According to the principle of conservation of energy, the heat gained by the solution is equal to the heat lost by the water and calorimeter:
q_solution = -q_water_calorimeter
Since the heat of solution (ΔH_soln) is given in kJ/mol, we need to convert it to J/g. Since the molar mass of CaCl2 is 110.98 g/mol, we can use the equation:
ΔH_soln = q_solution/mol_CaCl2
q_solution = ΔH_soln * mol_CaCl2
Where:
ΔH_soln is the heat of solution (-82.8 kJ/mol)
mol_CaCl2 is the number of moles of CaCl2
Step 4: Calculate the number of moles of CaCl2.
To calculate the number of moles of CaCl2, we can use its molar mass and the given mass:
mol_CaCl2 = mass_CaCl2 / molar_mass_CaCl2
Where:
mass_CaCl2 is the given mass of CaCl2 (9.80 g)
molar_mass_CaCl2 is the molar mass of CaCl2 (110.98 g/mol)
Step 5: Substitute the values into the equation.

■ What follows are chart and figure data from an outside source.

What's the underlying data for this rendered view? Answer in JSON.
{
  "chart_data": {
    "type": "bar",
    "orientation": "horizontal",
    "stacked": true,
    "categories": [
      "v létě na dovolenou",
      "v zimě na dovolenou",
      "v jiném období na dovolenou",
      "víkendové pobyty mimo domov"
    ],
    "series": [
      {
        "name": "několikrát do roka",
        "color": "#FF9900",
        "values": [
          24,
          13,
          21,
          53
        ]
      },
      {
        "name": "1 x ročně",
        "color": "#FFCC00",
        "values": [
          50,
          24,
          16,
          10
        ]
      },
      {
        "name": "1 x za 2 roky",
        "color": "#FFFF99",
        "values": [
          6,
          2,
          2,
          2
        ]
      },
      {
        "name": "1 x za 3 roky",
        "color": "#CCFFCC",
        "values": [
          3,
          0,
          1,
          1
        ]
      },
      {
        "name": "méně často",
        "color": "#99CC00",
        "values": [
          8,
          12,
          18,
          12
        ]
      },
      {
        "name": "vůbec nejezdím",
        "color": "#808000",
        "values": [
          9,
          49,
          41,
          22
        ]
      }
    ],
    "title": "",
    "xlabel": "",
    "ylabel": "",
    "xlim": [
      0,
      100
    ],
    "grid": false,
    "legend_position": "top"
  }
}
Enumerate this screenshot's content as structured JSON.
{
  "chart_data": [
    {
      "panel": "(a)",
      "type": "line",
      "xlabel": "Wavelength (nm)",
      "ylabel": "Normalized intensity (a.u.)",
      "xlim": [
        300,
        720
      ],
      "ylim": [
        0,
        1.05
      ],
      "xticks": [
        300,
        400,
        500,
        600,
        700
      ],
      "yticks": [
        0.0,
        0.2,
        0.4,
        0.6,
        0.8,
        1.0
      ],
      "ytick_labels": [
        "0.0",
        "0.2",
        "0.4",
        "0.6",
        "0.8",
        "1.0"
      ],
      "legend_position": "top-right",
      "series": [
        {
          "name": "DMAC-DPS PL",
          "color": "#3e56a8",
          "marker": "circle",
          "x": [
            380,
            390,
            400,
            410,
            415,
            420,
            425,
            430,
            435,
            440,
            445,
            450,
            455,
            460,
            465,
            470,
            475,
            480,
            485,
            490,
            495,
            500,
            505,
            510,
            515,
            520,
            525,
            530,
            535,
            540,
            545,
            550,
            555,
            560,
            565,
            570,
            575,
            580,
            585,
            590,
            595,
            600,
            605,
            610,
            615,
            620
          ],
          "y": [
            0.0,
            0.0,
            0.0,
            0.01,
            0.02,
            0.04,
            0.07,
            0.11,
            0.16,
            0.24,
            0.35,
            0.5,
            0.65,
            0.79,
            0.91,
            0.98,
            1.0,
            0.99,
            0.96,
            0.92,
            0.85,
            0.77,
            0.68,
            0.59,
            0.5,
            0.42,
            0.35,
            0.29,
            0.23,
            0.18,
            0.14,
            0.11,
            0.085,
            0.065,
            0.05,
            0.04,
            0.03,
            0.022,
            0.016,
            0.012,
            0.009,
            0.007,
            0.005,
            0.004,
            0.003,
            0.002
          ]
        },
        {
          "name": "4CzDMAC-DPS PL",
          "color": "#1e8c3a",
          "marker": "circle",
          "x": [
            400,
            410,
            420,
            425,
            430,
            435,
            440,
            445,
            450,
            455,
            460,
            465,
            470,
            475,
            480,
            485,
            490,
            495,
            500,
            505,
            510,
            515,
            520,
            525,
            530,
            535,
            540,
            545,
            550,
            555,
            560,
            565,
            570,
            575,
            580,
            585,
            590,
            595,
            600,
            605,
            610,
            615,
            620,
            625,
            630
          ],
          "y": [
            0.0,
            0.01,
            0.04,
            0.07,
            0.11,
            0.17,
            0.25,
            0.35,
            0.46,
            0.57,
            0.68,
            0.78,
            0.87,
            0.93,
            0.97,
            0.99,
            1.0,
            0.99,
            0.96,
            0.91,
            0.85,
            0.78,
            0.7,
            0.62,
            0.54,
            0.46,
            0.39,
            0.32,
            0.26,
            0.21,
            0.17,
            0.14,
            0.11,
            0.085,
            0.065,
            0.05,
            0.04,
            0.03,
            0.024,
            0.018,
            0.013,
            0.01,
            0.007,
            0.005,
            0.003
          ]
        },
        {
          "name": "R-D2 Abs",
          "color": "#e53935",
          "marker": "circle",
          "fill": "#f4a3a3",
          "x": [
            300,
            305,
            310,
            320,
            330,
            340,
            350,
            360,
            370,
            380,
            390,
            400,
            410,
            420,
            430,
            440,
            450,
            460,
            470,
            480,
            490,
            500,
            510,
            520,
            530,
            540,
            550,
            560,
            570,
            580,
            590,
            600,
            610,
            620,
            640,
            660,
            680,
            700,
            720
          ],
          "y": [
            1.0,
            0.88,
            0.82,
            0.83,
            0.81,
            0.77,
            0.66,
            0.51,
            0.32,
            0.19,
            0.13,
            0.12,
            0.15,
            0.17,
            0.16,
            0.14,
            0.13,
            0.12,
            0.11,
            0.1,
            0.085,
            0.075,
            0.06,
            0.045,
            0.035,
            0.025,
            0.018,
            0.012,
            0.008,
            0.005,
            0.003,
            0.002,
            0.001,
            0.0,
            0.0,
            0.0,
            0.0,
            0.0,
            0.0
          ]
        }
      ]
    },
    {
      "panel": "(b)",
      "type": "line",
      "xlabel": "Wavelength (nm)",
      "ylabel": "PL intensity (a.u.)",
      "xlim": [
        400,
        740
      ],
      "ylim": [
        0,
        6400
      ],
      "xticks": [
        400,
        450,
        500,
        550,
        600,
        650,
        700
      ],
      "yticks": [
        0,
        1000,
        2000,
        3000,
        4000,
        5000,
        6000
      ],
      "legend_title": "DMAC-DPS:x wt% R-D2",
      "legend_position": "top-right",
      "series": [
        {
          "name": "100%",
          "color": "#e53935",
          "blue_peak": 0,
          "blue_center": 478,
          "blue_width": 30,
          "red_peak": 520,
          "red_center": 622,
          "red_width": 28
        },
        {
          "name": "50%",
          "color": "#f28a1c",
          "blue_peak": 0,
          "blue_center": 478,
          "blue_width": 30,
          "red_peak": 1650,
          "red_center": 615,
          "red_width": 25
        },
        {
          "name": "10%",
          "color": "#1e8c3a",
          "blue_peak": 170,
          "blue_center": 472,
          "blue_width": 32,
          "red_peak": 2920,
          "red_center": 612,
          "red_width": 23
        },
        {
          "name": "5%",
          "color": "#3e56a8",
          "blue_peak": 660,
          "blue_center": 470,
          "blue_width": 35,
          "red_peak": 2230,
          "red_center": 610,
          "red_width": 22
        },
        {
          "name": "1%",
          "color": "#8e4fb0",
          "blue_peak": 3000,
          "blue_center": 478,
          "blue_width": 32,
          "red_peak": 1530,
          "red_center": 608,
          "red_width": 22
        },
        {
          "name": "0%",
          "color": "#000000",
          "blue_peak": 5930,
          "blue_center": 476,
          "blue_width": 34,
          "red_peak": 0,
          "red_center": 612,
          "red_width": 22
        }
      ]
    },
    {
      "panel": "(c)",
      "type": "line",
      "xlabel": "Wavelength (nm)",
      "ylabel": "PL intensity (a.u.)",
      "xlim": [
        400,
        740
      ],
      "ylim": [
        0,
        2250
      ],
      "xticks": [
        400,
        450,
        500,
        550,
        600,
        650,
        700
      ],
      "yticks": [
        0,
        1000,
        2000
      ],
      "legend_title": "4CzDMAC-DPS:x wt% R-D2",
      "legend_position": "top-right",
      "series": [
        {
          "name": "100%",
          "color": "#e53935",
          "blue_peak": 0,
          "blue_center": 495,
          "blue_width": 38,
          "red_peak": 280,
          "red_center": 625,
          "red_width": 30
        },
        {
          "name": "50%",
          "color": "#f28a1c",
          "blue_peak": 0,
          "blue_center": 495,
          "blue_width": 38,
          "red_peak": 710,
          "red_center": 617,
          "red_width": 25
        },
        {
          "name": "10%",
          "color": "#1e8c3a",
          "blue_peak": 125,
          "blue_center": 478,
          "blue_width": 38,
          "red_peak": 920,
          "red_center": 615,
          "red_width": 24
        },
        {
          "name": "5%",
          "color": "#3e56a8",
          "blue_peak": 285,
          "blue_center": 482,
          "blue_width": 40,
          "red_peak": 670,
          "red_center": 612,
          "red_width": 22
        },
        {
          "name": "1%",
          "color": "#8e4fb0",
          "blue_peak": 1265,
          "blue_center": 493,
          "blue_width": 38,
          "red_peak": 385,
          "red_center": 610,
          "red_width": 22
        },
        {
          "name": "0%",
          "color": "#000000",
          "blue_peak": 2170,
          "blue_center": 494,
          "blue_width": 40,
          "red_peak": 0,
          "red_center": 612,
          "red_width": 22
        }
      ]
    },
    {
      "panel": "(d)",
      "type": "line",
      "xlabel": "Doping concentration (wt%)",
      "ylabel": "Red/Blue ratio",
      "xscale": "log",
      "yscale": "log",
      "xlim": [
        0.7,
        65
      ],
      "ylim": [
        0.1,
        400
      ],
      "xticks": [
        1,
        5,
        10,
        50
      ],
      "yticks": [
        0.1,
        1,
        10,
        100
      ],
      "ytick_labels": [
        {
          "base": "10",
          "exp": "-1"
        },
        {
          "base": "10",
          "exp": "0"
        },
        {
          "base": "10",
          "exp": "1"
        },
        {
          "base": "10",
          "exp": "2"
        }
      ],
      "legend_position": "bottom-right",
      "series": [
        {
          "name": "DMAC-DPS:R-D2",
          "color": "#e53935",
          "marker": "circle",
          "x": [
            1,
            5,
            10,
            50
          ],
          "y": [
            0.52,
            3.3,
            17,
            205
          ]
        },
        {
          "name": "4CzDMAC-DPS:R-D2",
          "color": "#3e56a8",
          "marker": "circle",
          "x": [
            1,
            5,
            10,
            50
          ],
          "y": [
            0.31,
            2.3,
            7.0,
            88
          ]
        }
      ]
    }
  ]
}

Now that we have all the necessary values, we can substitute them into the equation:
q_solution = ΔH_soln * mol_CaCl2
Step 6: Calculate the final temperature of the solution.
Now that we know the heat gained by the solution, we can rearrange the equation from Step 1 to solve for the final temperature:
ΔT_solution = q_solution / (m_solution * C_solution)
Finally, add the ΔT_solution to the initial temperature to obtain the final temperature of the solution.